Am I working this out correctly? (proof for injective function)

[bushra1175]

Hi everyone. This is the question:


This is how far I got:


I was wondering if the next step is to cross multiply p/q and u/v so that we end up with qu = pv? if so, am I correct in saying that this is not an injective function?

I say this as a pure guess even though I know what it means to have an injective function. I've only answered these types of questions when I'm provided with a set of values for the function but this is the first time I've had to make a proof without one. I appreciate all help with this.

 

[yoscar04]

Hi everyone. This is the question:
View attachment 20554

This is how far I got:
View attachment 20555

I was wondering if the next step is to cross multiply p/q and u/v so that we end up with qu = pv? if so, am I correct in saying that this is not an injective function?
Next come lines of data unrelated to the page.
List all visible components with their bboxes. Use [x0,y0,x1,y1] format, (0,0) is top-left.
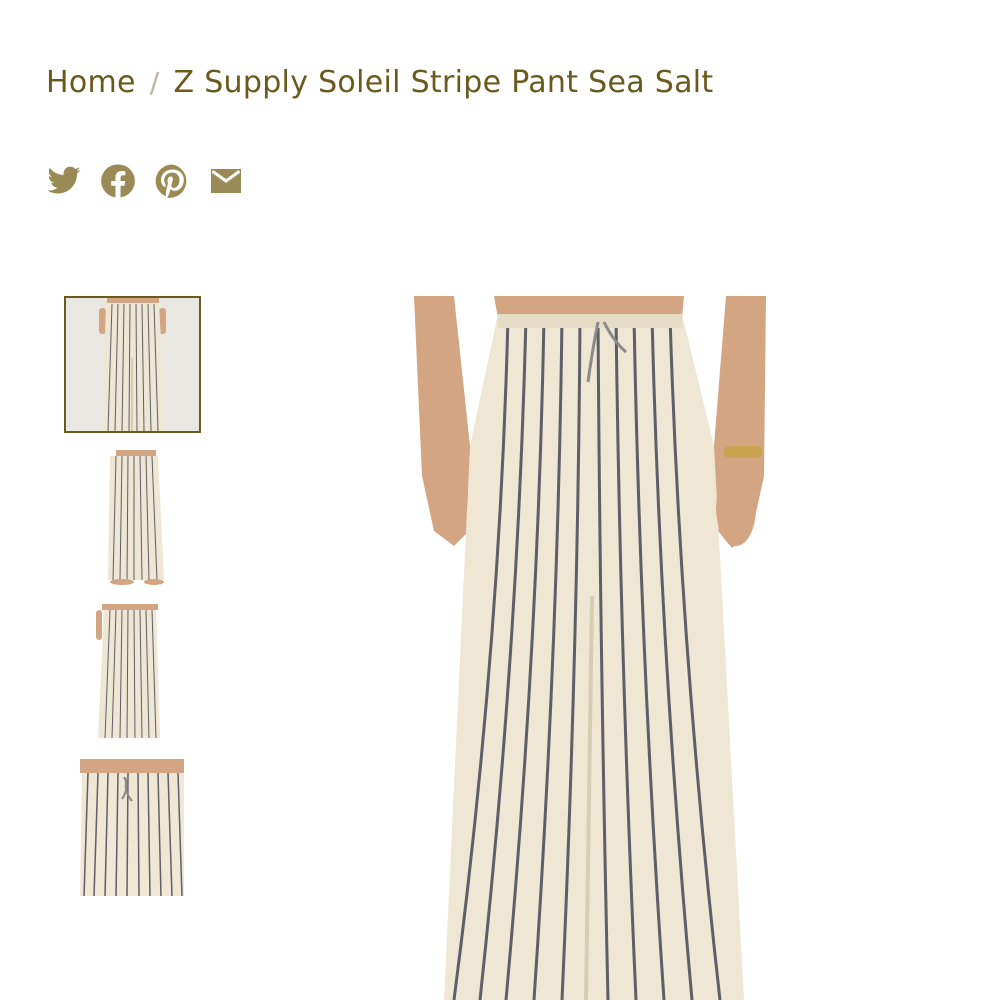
share-bar [46,163,244,199]
thumbnail-1-image [66,298,199,431]
email-icon[interactable] [208,163,244,199]
thumbnail-3[interactable] [64,604,201,741]
thumbnail-1[interactable] [64,296,201,433]
facebook-icon[interactable] [100,163,136,199]
main-product-photo [414,296,766,1000]
breadcrumb: Home / Z Supply Soleil Stripe Pant Sea S… [46,60,713,104]
thumbnail-3-image [64,604,201,741]
twitter-icon[interactable] [46,163,82,199]
thumbnail-2-image [64,450,201,587]
breadcrumb-separator: / [149,65,160,99]
thumbnail-4[interactable] [64,759,201,896]
breadcrumb-home-link[interactable]: Home [46,65,136,100]
breadcrumb-current: Z Supply Soleil Stripe Pant Sea Salt [173,64,714,100]
thumbnail-2[interactable] [64,450,201,587]
main-product-image[interactable] [414,296,766,1000]
thumbnail-4-image [64,759,201,896]
pinterest-icon[interactable] [154,163,190,199]
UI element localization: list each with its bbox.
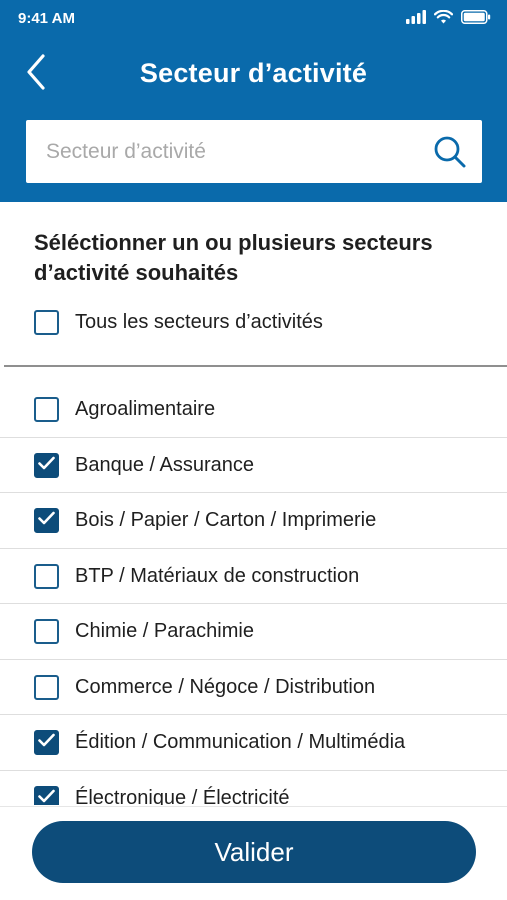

I say this as a pure guess even though I know what it means to have an injective function. I've only answered these types of questions when I'm provided with a set of values for the function but this is the first time I've had to make a proof without one. I appreciate all help with this.

What do you think of the pairs (1,2) and (2,4)? Try to apply the definition injective function to f(p,q)=p/q. What do you get?

 

[Dr.Peterson]

Hi everyone. This is the question:
View attachment 20554

This is how far I got:
View attachment 20555

I was wondering if the next step is to cross multiply p/q and u/v so that we end up with qu = pv? if so, am I correct in saying that this is not an injective function?

I say this as a pure guess even though I know what it means to have an injective function. I've only answered these types of questions when I'm provided with a set of values for the function but this is the first time I've had to make a proof without one. I appreciate all help with this.

Let's start by fixing what you've written. You can't possibly mean it literally, as you are saying that somehow defining a function f causes all fractions to be equal!

I think you mean something more like this: Suppose that [MATH]p, q, r, s\in\mathbb{Q}[/MATH], such that [MATH]f(p,q) = f(r,s)[/MATH]. Then ...

Now, what would this imply if f were injective?

But yoscar04 is actually closer to the right path; think about what it takes to prove something is not true. Does the word counterexample ring a bell?

 

[Steven G]

How do you show that a function is 1-1.

You suppose that f(p,q) = f(r,s) and you conclude that (p,q) = (r,s). If you can't then the function is not 1-1.

Two fractions can be equal and not look the same. yoscar04 supplied you with one in 1/2=2/4. If you really knew the definition of 1-1 you should have seen this happening!

 

[pka]

It occurs to me that this maybe is misunderstanding about notation.
For ordered pairs it is the case that \(\large (1,2)\ne (2,4)\) . But \(\dfrac{1}{2}=\dfrac{2}{4}\).
So if \(F: R\times R\to R\) by \(F: (x,y)\mapsto \dfrac{x}{y}\) then \(F(1,2)=F(2,4)\).